MC Form 4: Katherine Pilcher Ciafone Granted Dividend-Equivalent RSUs
Rhea-AI Filing Summary
Moelis & Company (MC) insider report: Katherine Pilcher Ciafone, listed as Chief Operating Officer, received dividend-equivalent Restricted Stock Units (RSUs) that settle into Class A common stock or cash at the company's option. Transactions dated 09/18/2025 show additions to three incentive RSU grants: 2020 Incentive RSUs (1,465.68 underlying shares), 2021 Incentive RSUs (2,784.01 underlying shares) and 2022 Incentive RSUs (5,941.42 underlying shares). Each grant is reported with a $0 acquisition price, reflecting issuance as dividend equivalents that will vest concurrently with the underlying unvested awards. The form is signed by an attorney-in-fact on 09/19/2025.
Positive
- Dividend-equivalent RSUs issued to the COO, aligning compensation with existing long-term incentive awards
- Three award vintages documented (2020, 2021, 2022) with explicit underlying share amounts for transparency
- Total underlying shares reported: 10,191.11 Class A common stock equivalents following the reported transactions
Negative
- None.
Insights
TL;DR: COO received 10,191.11 dividend-equivalent RSU underlying shares, a routine compensation adjustment with limited immediate market impact.
The filing documents issuance of dividend-equivalent Restricted Stock Units to an executive, which increases the executive's reported beneficial ownership in three separate incentive grant vintages. The dollar price reported is $0, indicating the units were granted, not purchased.

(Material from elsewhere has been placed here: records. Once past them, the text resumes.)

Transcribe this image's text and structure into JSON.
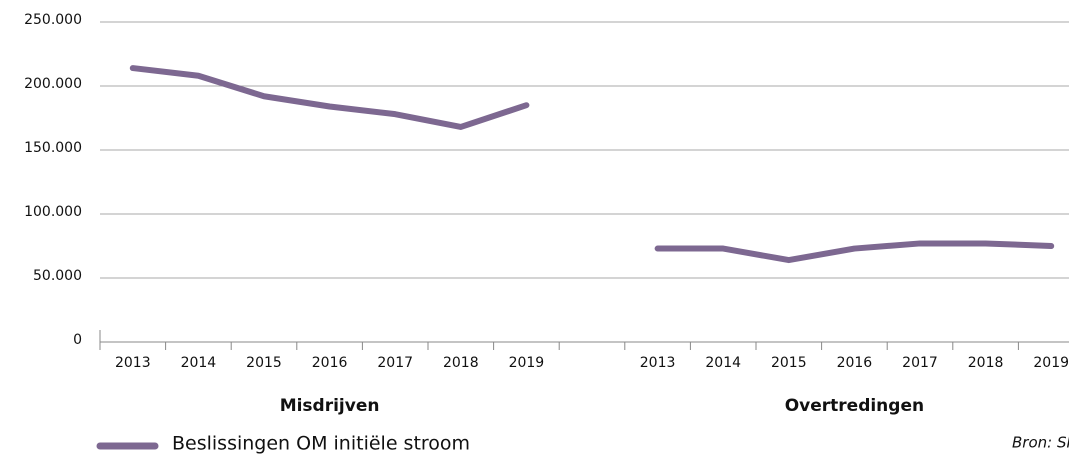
{
  "chart_data": {
    "type": "line",
    "categories": [
      "2013",
      "2014",
      "2015",
      "2016",
      "2017",
      "2018",
      "2019",
      null,
      "2013",
      "2014",
      "2015",
      "2016",
      "2017",
      "2018",
      "2019"
    ],
    "group_labels": [
      "Misdrijven",
      "Overtredingen"
    ],
    "series": [
      {
        "name": "Beslissingen OM initiële stroom",
        "color": "#7d6891",
        "values": [
          214000,
          208000,
          192000,
          184000,
          178000,
          168000,
          185000,
          null,
          73000,
          73000,
          64000,
          73000,
          77000,
          77000,
          75000
        ]
      }
    ],
    "ylim": [
      0,
      250000
    ],
    "yticks": [
      0,
      {
        "value": 50000,
        "label": "50.000"
      },
      {
        "value": 100000,
        "label": "100.000"
      },
      {
        "value": 150000,
        "label": "150.000"
      },
      {
        "value": 200000,
        "label": "200.000"
      },
      {
        "value": 250000,
        "label": "250.000"
      }
    ],
    "grid": true,
    "source": "Bron: SK"
  }
}
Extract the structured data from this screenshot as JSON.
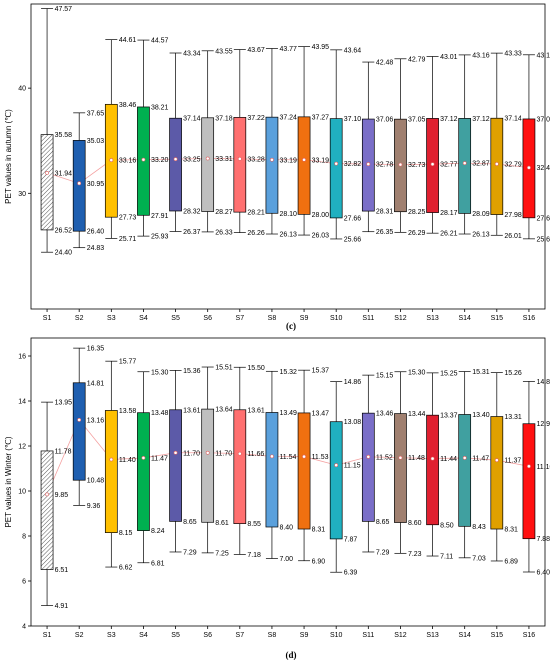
{
  "chart_data": [
    {
      "type": "box",
      "panel_label": "(c)",
      "ylabel": "PET values in autumn (℃)",
      "ylim": [
        19,
        48
      ],
      "yticks": [
        30,
        40
      ],
      "categories": [
        "S1",
        "S2",
        "S3",
        "S4",
        "S5",
        "S6",
        "S7",
        "S8",
        "S9",
        "S10",
        "S11",
        "S12",
        "S13",
        "S14",
        "S15",
        "S16"
      ],
      "colors": [
        "#ffffff",
        "#1f5fb0",
        "#ffc000",
        "#00b050",
        "#5c5aa8",
        "#bfbfbf",
        "#ff7070",
        "#5aa0dc",
        "#f07010",
        "#20b0c0",
        "#7a6ec8",
        "#a08070",
        "#e02030",
        "#40a0a0",
        "#e0a000",
        "#ff1010"
      ],
      "hatched": [
        true,
        false,
        false,
        false,
        false,
        false,
        false,
        false,
        false,
        false,
        false,
        false,
        false,
        false,
        false,
        false
      ],
      "max": [
        47.57,
        37.65,
        44.61,
        44.57,
        43.34,
        43.55,
        43.67,
        43.77,
        43.95,
        43.64,
        42.48,
        42.79,
        43.01,
        43.16,
        43.33,
        43.17
      ],
      "q3": [
        35.58,
        35.03,
        38.46,
        38.21,
        37.14,
        37.18,
        37.22,
        37.24,
        37.27,
        37.1,
        37.06,
        37.05,
        37.12,
        37.12,
        37.14,
        37.07
      ],
      "mean": [
        31.94,
        30.95,
        33.16,
        33.2,
        33.25,
        33.31,
        33.28,
        33.19,
        33.19,
        32.82,
        32.78,
        32.73,
        32.77,
        32.87,
        32.79,
        32.44
      ],
      "q1": [
        26.52,
        26.4,
        27.73,
        27.91,
        28.32,
        28.27,
        28.21,
        28.1,
        28.0,
        27.66,
        28.31,
        28.25,
        28.17,
        28.09,
        27.98,
        27.67
      ],
      "min": [
        24.4,
        24.83,
        25.71,
        25.93,
        26.37,
        26.33,
        26.26,
        26.13,
        26.03,
        25.66,
        26.35,
        26.29,
        26.21,
        26.13,
        26.01,
        25.67
      ],
      "max_labels": [
        "47.57",
        "37.65",
        "44.61",
        "44.57",
        "43.34",
        "43.55",
        "43.67",
        "43.77",
        "43.95",
        "43.64",
        "42.48",
        "42.79",
        "43.01",
        "43.16",
        "43.33",
        "43.17"
      ],
      "q3_labels": [
        "35.58",
        "35.03",
        "38.46",
        "38.21",
        "37.14",
        "37.18",
        "37.22",
        "37.24",
        "37.27",
        "37.10",
        "37.06",
        "37.05",
        "37.12",
        "37.12",
        "37.14",
        "37.07"
      ],
      "mean_labels": [
        "31.94",
        "30.95",
        "33.16",
        "33.20",
        "33.25",
        "33.31",
        "33.28",
        "33.19",
        "33.19",
        "32.82",
        "32.78",
        "32.73",
        "32.77",
        "32.87",
        "32.79",
        "32.44"
      ],
      "q1_labels": [
        "26.52",
        "26.40",
        "27.73",
        "27.91",
        "28.32",
        "28.27",
        "28.21",
        "28.10",
        "28.00",
        "27.66",
        "28.31",
        "28.25",
        "28.17",
        "28.09",
        "27.98",
        "27.67"
      ],
      "min_labels": [
        "24.40",
        "24.83",
        "25.71",
        "25.93",
        "26.37",
        "26.33",
        "26.26",
        "26.13",
        "26.03",
        "25.66",
        "26.35",
        "26.29",
        "26.21",
        "26.13",
        "26.01",
        "25.67"
      ]
    },
    {
      "type": "box",
      "panel_label": "(d)",
      "ylabel": "PET values in Winter (℃)",
      "ylim": [
        4,
        16.8
      ],
      "yticks": [
        4,
        6,
        8,
        10,
        12,
        14,
        16
      ],
      "categories": [
        "S1",
        "S2",
        "S3",
        "S4",
        "S5",
        "S6",
        "S7",
        "S8",
        "S9",
        "S10",
        "S11",
        "S12",
        "S13",
        "S14",
        "S15",
        "S16"
      ],
      "colors": [
        "#ffffff",
        "#1f5fb0",
        "#ffc000",
        "#00b050",
        "#5c5aa8",
        "#bfbfbf",
        "#ff7070",
        "#5aa0dc",
        "#f07010",
        "#20b0c0",
        "#7a6ec8",
        "#a08070",
        "#e02030",
        "#40a0a0",
        "#e0a000",
        "#ff1010"
      ],
      "hatched": [
        true,
        false,
        false,
        false,
        false,
        false,
        false,
        false,
        false,
        false,
        false,
        false,
        false,
        false,
        false,
        false
      ],
      "max": [
        13.95,
        16.35,
        15.77,
        15.3,
        15.36,
        15.51,
        15.5,
        15.32,
        15.37,
        14.86,
        15.15,
        15.3,
        15.25,
        15.31,
        15.26,
        14.87
      ],
      "q3": [
        11.78,
        14.81,
        13.58,
        13.48,
        13.61,
        13.64,
        13.61,
        13.49,
        13.47,
        13.08,
        13.46,
        13.44,
        13.37,
        13.4,
        13.31,
        12.99
      ],
      "mean": [
        9.85,
        13.16,
        11.4,
        11.47,
        11.7,
        11.7,
        11.66,
        11.54,
        11.53,
        11.15,
        11.52,
        11.48,
        11.44,
        11.47,
        11.37,
        11.1
      ],
      "q1": [
        6.51,
        10.48,
        8.15,
        8.24,
        8.65,
        8.61,
        8.55,
        8.4,
        8.31,
        7.87,
        8.65,
        8.6,
        8.5,
        8.43,
        8.31,
        7.88
      ],
      "min": [
        4.91,
        9.36,
        6.62,
        6.81,
        7.29,
        7.25,
        7.18,
        7.0,
        6.9,
        6.39,
        7.29,
        7.23,
        7.11,
        7.03,
        6.89,
        6.4
      ],
      "max_labels": [
        "13.95",
        "16.35",
        "15.77",
        "15.30",
        "15.36",
        "15.51",
        "15.50",
        "15.32",
        "15.37",
        "14.86",
        "15.15",
        "15.30",
        "15.25",
        "15.31",
        "15.26",
        "14.87"
      ],
      "q3_labels": [
        "11.78",
        "14.81",
        "13.58",
        "13.48",
        "13.61",
        "13.64",
        "13.61",
        "13.49",
        "13.47",
        "13.08",
        "13.46",
        "13.44",
        "13.37",
        "13.40",
        "13.31",
        "12.99"
      ],
      "mean_labels": [
        "9.85",
        "13.16",
        "11.40",
        "11.47",
        "11.70",
        "11.70",
        "11.66",
        "11.54",
        "11.53",
        "11.15",
        "11.52",
        "11.48",
        "11.44",
        "11.47",
        "11.37",
        "11.10"
      ],
      "q1_labels": [
        "6.51",
        "10.48",
        "8.15",
        "8.24",
        "8.65",
        "8.61",
        "8.55",
        "8.40",
        "8.31",
        "7.87",
        "8.65",
        "8.60",
        "8.50",
        "8.43",
        "8.31",
        "7.88"
      ],
      "min_labels": [
        "4.91",
        "9.36",
        "6.62",
        "6.81",
        "7.29",
        "7.25",
        "7.18",
        "7.00",
        "6.90",
        "6.39",
        "7.29",
        "7.23",
        "7.11",
        "7.03",
        "6.89",
        "6.40"
      ]
    }
  ]
}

These RSUs vest with the underlying awards and therefore do not represent new immediate exposure to market sale; they align executive compensation with shareholder outcomes but imply potential future share issuance upon settlement.
TL;DR: This is a standard dividend-equivalent RSU grant to an officer that follows existing award schedules and requires monitoring of future vesting and settlement.
The disclosure clarifies that the additional RSUs are dividend equivalents tied to previously issued incentive RSUs from 2020, 2021 and 2022 award cycles and will vest concurrently with those underlying awards. The report is procedurally complete, signed by an attorney-in-fact, and does not disclose any amendment or deviation from planned compensation arrangements. Governance implications are routine: dilution and timing depend on future settlement elections by the company.